Section of Cardiovascular Medicine, Department of Internal Medicine, Yale School of Medicine, New Haven, Connecticut, USA.
Social and Preventive Medicine, Hospital das Clinicas da Universidade Federal de Minas Gerais, Belo Horizonte, Brazil.
Open Heart. 2024 Jun 11;11(1):e002762. doi: 10.1136/openhrt-2024-002762.
Despite notable population differences in high-income and low- and middle-income countries (LMICs), national guidelines in LMICs often recommend using US-based cardiovascular disease (CVD) risk scores for treatment decisions. We examined the performance of widely used international CVD risk scores within the largest Brazilian community-based cohort study (Brazilian Longitudinal Study of Adult Health, ELSA-Brasil).
All adults 40-75 years from ELSA-Brasil (2008-2013) without prior CVD who were followed for incident, adjudicated CVD events (fatal and non-fatal MI, stroke, or coronary heart disease death). We evaluated 5 scores-Framingham General Risk (FGR), Pooled Cohort Equations (PCEs), WHO CVD score, Globorisk-LAC and the Systematic Coronary Risk Evaluation 2 score (SCORE-2). We assessed their discrimination using the area under the receiver operating characteristic curve (AUC) and calibration with predicted-to-observed risk (P/O) ratios-overall and by sex/race groups.

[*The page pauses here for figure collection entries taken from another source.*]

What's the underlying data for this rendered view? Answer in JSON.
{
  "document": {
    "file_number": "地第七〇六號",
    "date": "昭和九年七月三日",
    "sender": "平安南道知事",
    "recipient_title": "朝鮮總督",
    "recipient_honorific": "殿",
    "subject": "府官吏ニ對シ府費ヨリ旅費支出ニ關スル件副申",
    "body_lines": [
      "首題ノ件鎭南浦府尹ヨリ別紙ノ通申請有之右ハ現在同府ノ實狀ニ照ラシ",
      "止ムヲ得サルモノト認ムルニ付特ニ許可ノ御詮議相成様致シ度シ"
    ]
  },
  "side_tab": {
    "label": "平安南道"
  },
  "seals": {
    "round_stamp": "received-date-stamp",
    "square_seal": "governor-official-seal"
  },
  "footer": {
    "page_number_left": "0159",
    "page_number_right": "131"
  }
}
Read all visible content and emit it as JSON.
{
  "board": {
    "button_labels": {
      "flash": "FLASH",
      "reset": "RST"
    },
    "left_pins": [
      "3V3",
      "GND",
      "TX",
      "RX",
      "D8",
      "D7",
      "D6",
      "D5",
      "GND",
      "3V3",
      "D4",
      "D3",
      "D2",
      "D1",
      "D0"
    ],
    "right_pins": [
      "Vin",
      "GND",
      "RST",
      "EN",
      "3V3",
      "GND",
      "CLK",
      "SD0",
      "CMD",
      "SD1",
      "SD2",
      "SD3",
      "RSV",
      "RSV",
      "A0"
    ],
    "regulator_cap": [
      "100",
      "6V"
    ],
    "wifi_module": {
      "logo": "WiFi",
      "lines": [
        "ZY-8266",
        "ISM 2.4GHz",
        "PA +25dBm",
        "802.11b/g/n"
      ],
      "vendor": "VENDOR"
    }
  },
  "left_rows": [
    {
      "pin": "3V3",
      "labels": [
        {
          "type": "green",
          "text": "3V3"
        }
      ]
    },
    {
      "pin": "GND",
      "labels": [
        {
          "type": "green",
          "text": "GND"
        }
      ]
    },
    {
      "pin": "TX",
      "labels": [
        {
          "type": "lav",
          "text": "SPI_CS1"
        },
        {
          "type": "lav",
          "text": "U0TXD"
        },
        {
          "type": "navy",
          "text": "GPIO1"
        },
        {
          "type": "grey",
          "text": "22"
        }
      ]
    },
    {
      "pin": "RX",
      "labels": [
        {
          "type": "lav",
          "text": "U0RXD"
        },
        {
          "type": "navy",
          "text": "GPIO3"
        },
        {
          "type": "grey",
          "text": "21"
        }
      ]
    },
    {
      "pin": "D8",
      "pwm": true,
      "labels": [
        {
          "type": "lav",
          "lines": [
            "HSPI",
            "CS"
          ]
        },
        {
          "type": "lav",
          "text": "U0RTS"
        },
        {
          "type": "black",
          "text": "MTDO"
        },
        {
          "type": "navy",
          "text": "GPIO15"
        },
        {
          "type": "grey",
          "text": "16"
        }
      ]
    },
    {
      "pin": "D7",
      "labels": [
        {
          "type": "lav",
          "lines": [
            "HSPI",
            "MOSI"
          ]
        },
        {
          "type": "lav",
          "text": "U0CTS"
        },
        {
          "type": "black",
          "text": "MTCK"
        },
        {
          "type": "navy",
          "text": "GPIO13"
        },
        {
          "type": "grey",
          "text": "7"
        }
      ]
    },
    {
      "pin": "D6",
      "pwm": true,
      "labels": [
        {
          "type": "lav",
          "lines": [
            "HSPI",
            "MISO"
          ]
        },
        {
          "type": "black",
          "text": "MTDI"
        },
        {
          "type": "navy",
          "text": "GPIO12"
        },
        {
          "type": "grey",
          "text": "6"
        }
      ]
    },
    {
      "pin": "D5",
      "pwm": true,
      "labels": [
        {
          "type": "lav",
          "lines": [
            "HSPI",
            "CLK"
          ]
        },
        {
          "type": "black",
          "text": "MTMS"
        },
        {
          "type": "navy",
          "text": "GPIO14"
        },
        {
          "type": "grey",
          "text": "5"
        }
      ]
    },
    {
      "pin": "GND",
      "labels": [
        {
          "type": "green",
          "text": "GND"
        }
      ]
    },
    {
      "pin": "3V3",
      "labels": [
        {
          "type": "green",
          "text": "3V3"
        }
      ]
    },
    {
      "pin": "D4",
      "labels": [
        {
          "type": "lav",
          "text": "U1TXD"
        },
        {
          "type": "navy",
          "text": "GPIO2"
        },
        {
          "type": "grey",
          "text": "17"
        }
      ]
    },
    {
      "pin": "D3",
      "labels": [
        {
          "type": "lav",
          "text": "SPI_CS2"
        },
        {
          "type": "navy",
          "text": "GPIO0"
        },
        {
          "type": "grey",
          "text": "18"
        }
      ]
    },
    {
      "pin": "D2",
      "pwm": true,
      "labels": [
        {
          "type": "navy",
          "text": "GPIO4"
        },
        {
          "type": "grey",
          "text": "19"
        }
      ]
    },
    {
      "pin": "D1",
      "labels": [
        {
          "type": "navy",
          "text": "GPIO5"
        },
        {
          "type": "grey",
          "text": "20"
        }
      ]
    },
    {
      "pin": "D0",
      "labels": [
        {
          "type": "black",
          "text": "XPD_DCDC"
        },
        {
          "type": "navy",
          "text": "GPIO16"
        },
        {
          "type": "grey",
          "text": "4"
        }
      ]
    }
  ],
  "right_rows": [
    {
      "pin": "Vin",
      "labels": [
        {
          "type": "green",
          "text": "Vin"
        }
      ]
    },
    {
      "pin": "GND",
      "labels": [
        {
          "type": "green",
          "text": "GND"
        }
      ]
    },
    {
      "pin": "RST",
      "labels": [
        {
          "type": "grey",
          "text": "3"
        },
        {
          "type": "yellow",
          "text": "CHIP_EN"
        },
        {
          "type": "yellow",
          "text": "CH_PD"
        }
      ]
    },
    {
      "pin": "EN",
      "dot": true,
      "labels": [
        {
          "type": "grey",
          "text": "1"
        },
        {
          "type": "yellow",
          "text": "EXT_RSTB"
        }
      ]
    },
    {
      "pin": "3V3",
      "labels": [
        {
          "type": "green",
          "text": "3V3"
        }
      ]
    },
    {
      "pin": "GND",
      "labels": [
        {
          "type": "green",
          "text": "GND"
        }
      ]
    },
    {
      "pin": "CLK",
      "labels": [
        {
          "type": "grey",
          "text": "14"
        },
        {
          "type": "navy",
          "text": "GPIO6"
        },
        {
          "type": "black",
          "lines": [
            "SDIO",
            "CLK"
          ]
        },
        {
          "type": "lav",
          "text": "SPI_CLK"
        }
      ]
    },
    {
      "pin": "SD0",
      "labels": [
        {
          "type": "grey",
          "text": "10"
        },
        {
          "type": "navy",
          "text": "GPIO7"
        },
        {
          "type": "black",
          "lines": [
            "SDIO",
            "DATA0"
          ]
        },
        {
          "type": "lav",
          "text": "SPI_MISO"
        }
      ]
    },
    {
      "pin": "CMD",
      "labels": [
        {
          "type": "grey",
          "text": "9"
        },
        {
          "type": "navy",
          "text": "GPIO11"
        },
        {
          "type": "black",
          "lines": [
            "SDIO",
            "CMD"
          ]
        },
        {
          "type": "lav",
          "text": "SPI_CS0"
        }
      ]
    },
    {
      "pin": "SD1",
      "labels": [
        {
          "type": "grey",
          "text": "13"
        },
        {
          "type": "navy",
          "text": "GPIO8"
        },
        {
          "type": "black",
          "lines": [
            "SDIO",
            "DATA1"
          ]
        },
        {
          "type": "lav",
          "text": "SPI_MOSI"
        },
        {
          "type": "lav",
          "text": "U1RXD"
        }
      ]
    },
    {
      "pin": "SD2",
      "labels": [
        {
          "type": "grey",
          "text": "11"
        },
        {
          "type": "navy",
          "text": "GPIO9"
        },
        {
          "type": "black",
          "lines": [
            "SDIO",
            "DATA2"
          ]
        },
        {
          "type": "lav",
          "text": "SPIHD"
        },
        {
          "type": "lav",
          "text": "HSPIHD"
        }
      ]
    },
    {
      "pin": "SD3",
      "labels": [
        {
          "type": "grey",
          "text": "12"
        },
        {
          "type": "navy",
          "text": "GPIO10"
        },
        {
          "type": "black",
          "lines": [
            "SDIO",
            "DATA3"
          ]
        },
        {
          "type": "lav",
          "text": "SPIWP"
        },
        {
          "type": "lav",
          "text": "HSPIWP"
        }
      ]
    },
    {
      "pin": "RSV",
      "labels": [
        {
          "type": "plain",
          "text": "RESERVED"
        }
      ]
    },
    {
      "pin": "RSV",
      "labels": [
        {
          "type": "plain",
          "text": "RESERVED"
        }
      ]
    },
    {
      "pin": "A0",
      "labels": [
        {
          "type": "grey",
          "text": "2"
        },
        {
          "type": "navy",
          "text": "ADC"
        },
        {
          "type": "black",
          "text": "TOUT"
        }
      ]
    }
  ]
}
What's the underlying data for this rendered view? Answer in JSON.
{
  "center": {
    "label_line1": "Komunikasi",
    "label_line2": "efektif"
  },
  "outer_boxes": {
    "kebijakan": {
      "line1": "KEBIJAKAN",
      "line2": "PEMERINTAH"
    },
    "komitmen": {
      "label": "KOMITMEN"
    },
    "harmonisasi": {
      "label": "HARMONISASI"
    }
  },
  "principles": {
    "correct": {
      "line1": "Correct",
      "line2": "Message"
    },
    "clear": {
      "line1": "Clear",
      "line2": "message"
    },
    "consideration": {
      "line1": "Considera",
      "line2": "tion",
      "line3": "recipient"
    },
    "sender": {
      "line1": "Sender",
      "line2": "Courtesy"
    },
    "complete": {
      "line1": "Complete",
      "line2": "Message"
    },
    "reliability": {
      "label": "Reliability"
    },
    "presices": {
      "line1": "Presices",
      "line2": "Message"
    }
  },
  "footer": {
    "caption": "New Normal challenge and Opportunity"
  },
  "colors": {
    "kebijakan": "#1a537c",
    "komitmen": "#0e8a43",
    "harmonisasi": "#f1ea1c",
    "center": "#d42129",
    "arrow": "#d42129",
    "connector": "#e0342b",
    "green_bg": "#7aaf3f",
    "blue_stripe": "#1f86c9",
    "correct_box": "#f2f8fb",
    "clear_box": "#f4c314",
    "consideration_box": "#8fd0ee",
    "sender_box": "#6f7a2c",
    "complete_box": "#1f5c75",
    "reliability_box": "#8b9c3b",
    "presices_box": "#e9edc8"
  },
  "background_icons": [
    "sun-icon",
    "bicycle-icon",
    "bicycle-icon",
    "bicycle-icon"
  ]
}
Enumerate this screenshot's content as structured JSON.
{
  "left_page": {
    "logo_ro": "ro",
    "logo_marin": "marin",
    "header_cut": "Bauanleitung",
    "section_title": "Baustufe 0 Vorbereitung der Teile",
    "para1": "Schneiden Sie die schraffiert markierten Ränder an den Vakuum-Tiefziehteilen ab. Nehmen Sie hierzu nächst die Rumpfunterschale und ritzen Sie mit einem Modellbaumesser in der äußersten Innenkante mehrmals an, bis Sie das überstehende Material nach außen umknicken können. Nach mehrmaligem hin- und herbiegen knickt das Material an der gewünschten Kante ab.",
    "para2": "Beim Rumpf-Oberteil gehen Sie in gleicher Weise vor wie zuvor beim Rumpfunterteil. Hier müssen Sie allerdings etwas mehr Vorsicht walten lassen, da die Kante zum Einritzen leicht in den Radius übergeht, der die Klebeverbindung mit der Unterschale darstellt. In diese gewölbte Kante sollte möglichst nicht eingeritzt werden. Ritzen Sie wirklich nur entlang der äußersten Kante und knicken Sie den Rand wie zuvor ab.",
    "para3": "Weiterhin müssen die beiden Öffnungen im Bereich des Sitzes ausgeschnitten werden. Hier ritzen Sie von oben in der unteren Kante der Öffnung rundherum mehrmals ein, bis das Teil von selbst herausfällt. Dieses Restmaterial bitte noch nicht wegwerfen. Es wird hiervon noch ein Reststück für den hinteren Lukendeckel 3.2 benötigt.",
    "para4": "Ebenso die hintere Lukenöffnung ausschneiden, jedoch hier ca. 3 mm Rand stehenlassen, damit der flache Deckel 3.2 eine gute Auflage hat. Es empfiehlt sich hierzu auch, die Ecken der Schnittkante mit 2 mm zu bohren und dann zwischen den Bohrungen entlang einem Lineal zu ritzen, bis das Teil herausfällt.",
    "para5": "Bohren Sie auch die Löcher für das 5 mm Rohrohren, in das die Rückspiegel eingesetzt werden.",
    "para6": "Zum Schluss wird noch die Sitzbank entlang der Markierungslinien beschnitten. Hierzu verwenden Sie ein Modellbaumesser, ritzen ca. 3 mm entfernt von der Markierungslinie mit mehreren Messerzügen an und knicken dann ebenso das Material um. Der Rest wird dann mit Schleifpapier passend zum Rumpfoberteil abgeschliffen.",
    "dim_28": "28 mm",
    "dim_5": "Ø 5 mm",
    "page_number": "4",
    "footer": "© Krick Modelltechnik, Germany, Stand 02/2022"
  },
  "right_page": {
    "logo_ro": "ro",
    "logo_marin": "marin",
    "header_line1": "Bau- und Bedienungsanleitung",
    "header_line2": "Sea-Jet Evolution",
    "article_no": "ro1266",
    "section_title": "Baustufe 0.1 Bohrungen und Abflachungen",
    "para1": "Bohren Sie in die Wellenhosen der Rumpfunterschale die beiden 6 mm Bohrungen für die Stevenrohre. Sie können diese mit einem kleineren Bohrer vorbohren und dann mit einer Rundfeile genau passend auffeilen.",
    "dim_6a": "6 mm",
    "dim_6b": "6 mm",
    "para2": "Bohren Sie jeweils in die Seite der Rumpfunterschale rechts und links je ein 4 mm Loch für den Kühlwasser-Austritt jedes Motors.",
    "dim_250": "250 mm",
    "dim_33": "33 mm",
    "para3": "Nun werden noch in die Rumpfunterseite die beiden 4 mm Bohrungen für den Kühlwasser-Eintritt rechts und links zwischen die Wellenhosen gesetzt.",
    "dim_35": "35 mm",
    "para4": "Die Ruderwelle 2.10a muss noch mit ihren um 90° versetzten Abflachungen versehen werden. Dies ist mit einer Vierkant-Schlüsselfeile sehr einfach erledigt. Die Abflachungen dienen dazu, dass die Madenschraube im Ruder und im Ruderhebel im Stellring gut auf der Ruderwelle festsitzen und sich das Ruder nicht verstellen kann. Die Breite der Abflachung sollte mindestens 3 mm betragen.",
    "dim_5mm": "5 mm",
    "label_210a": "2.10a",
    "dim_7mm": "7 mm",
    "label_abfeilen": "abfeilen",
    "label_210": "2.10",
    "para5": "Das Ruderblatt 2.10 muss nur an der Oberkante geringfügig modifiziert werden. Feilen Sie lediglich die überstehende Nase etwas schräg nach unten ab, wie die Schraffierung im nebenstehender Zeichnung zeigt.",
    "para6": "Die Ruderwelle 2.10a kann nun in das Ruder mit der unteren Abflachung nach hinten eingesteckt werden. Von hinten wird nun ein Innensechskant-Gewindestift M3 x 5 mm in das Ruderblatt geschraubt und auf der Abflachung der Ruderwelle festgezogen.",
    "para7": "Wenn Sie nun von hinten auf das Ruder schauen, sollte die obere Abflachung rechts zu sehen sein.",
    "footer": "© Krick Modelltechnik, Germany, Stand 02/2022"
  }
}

There were 12 155 individuals (53.0±8.2 years, 55.3% female) who suffered 149 incident CVD events. All scores had a model AUC>0.7 overall and for most age/sex groups, except for white women, where AUC was <0.6 for all scores, with higher overestimation in this subgroup. All risk scores overestimated CVD risk with 32%-170% overestimation across scores. PCE and FGR had the highest overestimation (P/O ratio: 2.74 (95% CI 2.42 to 3.06)) and 2.61 (95% CI 1.79 to 3.43)) and the recalibrated WHO score had the best calibration (P/O ratio: 1.32 (95% CI 1.12 to 1.48)).
In a large prospective cohort from Brazil, we found that widely accepted CVD risk scores overestimate risk by over twofold, and have poor risk discrimination particularly among Brazilian women. Our work highlights the value of risk stratification strategies tailored to the unique populations and risks of LMICs.
尽管高收入国家和中低收入国家(LMICs)的人口存在显著差异,但 LMICs 的国家指南通常建议使用基于美国的心血管疾病(CVD)风险评分来做出治疗决策。我们在巴西最大的社区为基础的队列研究(巴西成人健康纵向研究,ELSA-Brasil)中研究了广泛使用的国际 CVD 风险评分的表现。
ELSA-Brasil(2008-2013 年)中所有 40-75 岁、无既往 CVD 的成年人,随访期间发生、经裁决的 CVD 事件(致命和非致命性心肌梗死、中风或冠心病死亡)。我们评估了 5 种评分——Framingham 一般风险评分(FGR)、汇总队列方程(PCE)、世界卫生组织 CVD 评分、Globorisk-LAC 和系统性冠状动脉风险评估 2 评分(SCORE-2)。我们使用受试者工作特征曲线下面积(AUC)评估其判别能力,并使用预测与观察风险比(总体和按性别/种族组)评估其校准。
共有 12155 人(53.0±8.2 岁,55.3%为女性)发生 149 例首发 CVD 事件。所有评分的模型 AUC 均>0.7,除了白人女性,在所有评分中 AUC<0.6,在这个亚组中高估程度更高。所有风险评分均高估 CVD 风险,高估幅度为 32%-170%。PCE 和 FGR 的高估程度最高(P/O 比值:2.74(95% CI 2.42 至 3.06))和 2.61(95% CI 1.79 至 3.43)),重新校准的世界卫生组织评分的校准效果最好(P/O 比值:1.32(95% CI 1.12 至 1.48))。
在巴西的一项大型前瞻性队列研究中,我们发现广泛接受的 CVD 风险评分高估风险超过两倍,且风险判别能力较差,特别是在巴西女性中。我们的工作强调了针对 LMICs 独特人群和风险制定风险分层策略的价值。